As ações da Bayer subiram mais de 9% nas negociações da manhã de terça-feira (2/12) em Frankfurt, Alemanha, após um sinal de apoio do governo dos EUA à empresa.
Após anos de batalhas judiciais sobre a segurança do herbicida Roundup, o governo de Donald Trump, por meio do procurador-geral dos EUA, D. John Sauer, instou o Supremo Tribunal dos EUA a apreciar um recurso da Bayer relacionado com o produto.
O tribunal do Missouri decidiu, no final de 2023, que a Bayer devia indemnizar John Durnell, que argumentou que o seu diagnóstico de linfoma não Hodgkin estava ligado à exposição ao Roundup. Os advogados de Durnell sustentaram que a empresa não alertou os consumidores para os riscos do produto.
O recurso da Bayer sustenta que, nestes casos, a lei federal deve prevalecer sobre a lei estadual. Sauer pediu ao Supremo que esclareça esta ambiguidade, acrescentando que manter o veredicto do Missouri enfraqueceria a autoridade da Agência de Proteção Ambiental dos EUA (EPA).
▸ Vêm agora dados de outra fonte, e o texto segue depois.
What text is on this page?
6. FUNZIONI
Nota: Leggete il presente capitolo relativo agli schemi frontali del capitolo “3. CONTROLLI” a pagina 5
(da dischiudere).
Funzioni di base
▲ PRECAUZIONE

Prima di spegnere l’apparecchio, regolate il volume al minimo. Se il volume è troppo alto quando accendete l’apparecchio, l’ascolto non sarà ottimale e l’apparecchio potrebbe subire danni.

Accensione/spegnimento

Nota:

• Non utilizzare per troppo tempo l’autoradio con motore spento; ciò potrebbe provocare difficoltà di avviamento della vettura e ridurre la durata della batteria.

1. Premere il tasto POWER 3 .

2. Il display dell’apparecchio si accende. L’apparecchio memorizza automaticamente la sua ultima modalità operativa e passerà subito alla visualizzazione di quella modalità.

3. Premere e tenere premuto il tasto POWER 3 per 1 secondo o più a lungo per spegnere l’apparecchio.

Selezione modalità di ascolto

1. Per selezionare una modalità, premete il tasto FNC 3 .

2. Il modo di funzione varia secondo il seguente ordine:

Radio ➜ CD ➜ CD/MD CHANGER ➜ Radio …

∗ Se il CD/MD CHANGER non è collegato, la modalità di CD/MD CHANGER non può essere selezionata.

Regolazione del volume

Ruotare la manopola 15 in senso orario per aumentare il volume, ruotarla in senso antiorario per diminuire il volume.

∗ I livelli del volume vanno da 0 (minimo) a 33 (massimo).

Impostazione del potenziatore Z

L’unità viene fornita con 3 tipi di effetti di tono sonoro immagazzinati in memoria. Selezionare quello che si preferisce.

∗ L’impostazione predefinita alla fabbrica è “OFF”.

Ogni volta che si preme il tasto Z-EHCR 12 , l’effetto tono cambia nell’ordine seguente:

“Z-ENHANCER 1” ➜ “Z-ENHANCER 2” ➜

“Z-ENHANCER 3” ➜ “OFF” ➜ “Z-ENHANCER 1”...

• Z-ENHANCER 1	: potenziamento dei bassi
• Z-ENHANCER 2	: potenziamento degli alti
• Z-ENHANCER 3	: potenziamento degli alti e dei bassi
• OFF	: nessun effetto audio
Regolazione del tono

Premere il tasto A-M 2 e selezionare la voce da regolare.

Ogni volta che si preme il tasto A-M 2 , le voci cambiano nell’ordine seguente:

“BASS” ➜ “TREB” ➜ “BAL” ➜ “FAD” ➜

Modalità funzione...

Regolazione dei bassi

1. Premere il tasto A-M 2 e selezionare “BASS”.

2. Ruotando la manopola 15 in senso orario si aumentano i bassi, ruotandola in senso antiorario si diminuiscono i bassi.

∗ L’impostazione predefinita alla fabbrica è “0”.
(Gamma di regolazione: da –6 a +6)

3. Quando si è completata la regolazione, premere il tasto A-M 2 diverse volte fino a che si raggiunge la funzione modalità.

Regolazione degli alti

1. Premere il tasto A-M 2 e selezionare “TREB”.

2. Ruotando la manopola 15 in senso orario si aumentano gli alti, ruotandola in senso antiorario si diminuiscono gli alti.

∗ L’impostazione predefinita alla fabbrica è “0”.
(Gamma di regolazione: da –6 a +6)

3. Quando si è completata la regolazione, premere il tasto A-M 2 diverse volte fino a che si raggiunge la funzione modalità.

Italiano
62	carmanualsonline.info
A EPA concluiu repetidamente que o glifosato provavelmente não é carcinogénico em humanos e aprovou repetidamente rótulos do Roundup, escreveu Sauer no parecer.
Em junho deste ano, o Supremo tinha pedido a Sauer um parecer sobre se a lei federal deve prevalecer sobre a lei estadual.
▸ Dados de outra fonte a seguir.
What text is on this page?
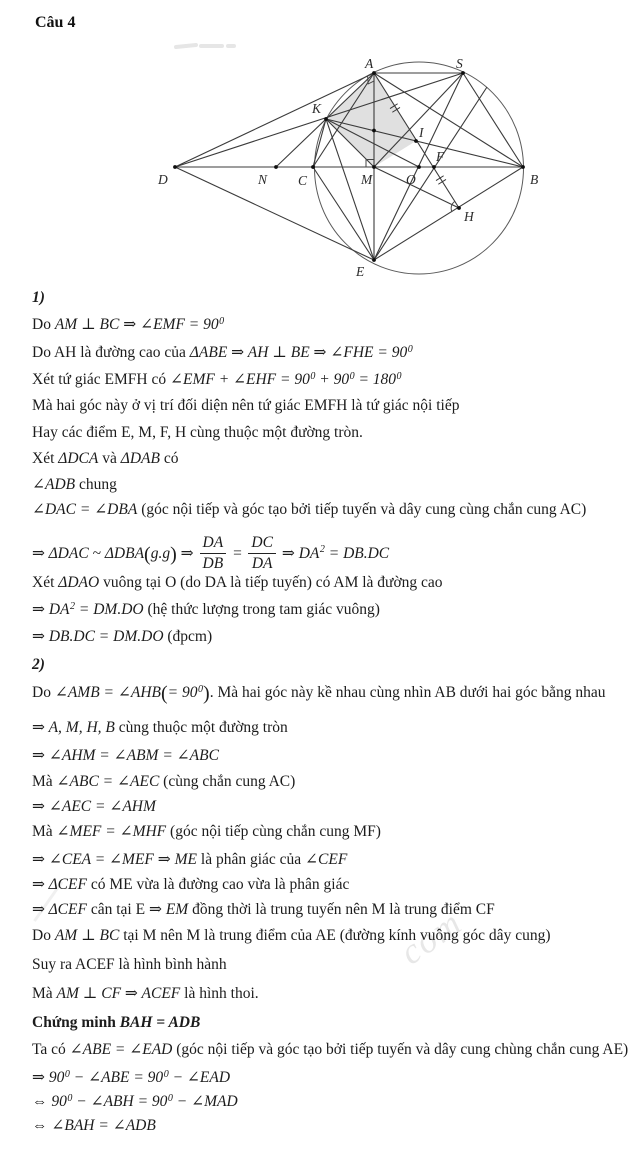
Câu 4
A	S
K
I
F
D	N C	M	O	B
H
E
1)
Do AM ⊥ BC ⇒ ∠EMF = $90^0$
Do AH là đường cao của ΔABE ⇒ AH ⊥ BE ⇒ ∠FHE = $90^0$
Xét tứ giác EMFH có ∠EMF + ∠EHF = $90^0 + 90^0 = 180^0$
Mà hai góc này ở vị trí đối diện nên tứ giác EMFH là tứ giác nội tiếp
Hay các điểm E, M, F, H cùng thuộc một đường tròn.
Xét ΔDCA và ΔDAB có
∠ADB chung
∠DAC = ∠DBA (góc nội tiếp và góc tạo bởi tiếp tuyến và dây cung cùng chắn cung AC)
⇒ ΔDAC ~ ΔDBA(g.g) ⇒ $\frac{DA}{DB} = \frac{DC}{DA}$ ⇒ $DA^2 = DB.DC$
Xét ΔDAO vuông tại O (do DA là tiếp tuyến) có AM là đường cao
⇒ $DA^2 = DM.DO$ (hệ thức lượng trong tam giác vuông)
⇒ DB.DC = DM.DO (đpcm)
2)
Do ∠AMB = ∠AHB(= $90^0$). Mà hai góc này kề nhau cùng nhìn AB dưới hai góc bằng nhau
⇒ A, M, H, B cùng thuộc một đường tròn
⇒ ∠AHM = ∠ABM = ∠ABC
Mà ∠ABC = ∠AEC (cùng chắn cung AC)
⇒ ∠AEC = ∠AHM
Mà ∠MEF = ∠MHF (góc nội tiếp cùng chắn cung MF)
⇒ ∠CEA = ∠MEF ⇒ ME là phân giác của ∠CEF
⇒ ΔCEF có ME vừa là đường cao vừa là phân giác
⇒ ΔCEF cân tại E ⇒ EM đồng thời là trung tuyến nên M là trung điểm CF
Do AM ⊥ BC tại M nên M là trung điểm của AE (đường kính vuông góc dây cung)
Suy ra ACEF là hình bình hành
Mà AM ⊥ CF ⇒ ACEF là hình thoi.
Chứng minh BAH = ADB
Ta có ∠ABE = ∠EAD (góc nội tiếp và góc tạo bởi tiếp tuyến và dây cung chùng chắn cung AE)
⇒ $90^0$ − ∠ABE = $90^0$ − ∠EAD
⇔ $90^0$ − ∠ABH = $90^0$ − ∠MAD
⇔ ∠BAH = ∠ADB
com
Numa declaração à parte, o presidente executivo da Bayer, Bill Anderson, afirmou: “O apoio do governo dos EUA é um passo importante e uma boa notícia para os agricultores americanos, que precisam de clareza regulamentar”.
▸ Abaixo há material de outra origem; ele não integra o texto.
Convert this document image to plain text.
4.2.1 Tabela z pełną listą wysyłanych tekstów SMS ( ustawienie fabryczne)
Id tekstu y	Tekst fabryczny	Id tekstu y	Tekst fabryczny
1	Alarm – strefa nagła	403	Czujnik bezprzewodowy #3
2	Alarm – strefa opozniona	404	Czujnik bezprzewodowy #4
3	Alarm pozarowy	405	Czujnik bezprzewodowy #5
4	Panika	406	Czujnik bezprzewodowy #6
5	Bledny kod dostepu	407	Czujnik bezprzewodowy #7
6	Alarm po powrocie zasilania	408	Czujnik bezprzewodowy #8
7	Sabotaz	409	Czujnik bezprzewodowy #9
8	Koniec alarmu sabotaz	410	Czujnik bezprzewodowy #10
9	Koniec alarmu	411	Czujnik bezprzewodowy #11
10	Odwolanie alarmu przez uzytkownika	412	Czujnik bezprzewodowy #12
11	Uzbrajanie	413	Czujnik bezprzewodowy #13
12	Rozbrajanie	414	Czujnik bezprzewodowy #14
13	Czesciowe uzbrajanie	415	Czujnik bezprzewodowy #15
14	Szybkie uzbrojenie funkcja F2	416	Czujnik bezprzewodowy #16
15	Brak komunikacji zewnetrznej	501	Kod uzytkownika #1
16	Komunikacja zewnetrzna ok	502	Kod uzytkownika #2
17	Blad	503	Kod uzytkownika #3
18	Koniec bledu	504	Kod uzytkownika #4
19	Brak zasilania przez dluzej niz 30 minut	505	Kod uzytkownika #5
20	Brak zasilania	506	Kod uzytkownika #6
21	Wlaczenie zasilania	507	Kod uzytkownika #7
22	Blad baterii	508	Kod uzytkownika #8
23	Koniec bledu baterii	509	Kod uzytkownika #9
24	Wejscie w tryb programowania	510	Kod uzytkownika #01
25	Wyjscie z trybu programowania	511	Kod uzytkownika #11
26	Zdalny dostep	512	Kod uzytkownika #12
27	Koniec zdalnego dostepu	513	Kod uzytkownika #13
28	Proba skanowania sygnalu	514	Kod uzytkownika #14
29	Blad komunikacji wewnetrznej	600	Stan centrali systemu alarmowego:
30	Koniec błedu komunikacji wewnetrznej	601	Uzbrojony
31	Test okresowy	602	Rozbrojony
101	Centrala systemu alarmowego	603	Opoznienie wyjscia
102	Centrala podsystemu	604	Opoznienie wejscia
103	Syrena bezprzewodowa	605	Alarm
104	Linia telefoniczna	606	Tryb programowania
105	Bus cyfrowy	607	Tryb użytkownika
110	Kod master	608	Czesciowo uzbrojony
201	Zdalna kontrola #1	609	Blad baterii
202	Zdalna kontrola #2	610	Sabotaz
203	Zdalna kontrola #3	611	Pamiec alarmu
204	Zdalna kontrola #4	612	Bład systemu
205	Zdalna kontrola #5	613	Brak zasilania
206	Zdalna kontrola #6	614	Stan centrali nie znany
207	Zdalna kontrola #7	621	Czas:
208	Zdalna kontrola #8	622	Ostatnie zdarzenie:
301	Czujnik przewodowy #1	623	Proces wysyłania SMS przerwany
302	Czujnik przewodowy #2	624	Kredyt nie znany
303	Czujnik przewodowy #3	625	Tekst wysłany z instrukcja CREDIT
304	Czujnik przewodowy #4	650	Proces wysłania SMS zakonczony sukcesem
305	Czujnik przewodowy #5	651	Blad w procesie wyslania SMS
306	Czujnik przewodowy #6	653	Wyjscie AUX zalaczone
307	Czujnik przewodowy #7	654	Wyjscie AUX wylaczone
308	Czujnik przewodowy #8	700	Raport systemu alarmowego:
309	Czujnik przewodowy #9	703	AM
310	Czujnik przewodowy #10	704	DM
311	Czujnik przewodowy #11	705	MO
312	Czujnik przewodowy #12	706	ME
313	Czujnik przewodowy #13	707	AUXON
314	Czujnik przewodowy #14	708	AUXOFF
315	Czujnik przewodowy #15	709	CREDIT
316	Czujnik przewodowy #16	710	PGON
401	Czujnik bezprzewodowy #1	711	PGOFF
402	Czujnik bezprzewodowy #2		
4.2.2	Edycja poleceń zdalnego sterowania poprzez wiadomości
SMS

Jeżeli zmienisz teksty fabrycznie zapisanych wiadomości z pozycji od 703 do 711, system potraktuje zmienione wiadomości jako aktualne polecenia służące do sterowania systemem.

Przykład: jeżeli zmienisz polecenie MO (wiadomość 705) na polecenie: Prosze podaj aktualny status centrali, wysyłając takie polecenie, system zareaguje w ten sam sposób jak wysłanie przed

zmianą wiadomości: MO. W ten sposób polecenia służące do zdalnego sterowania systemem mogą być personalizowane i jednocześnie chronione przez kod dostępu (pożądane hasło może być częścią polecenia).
O Supremo deverá decidir formalmente até janeiro se aceita analisar o caso.
A Bayer ficou com o Roundup quando comprou a empresa agroquímica Monsanto em 2018. Em 2022, começou a substituir a versão de uso doméstico do Roundup por uma fórmula sem glifosato, embora a empresa já tenha pago mais de US$ 10 mil milhões para cobrir decisões judiciais e acordos relacionados com o produto.
A empresa alemã tenta pôr fim a cerca de 67 mil processos nos EUA com base na alegação de que o herbicida provoca câncer, alegação que a Bayer contesta. O produto contém glifosato, um ingrediente classificado como “provavelmente carcinogénico para humanos” pela Agência Internacional de Investigação do Câncer.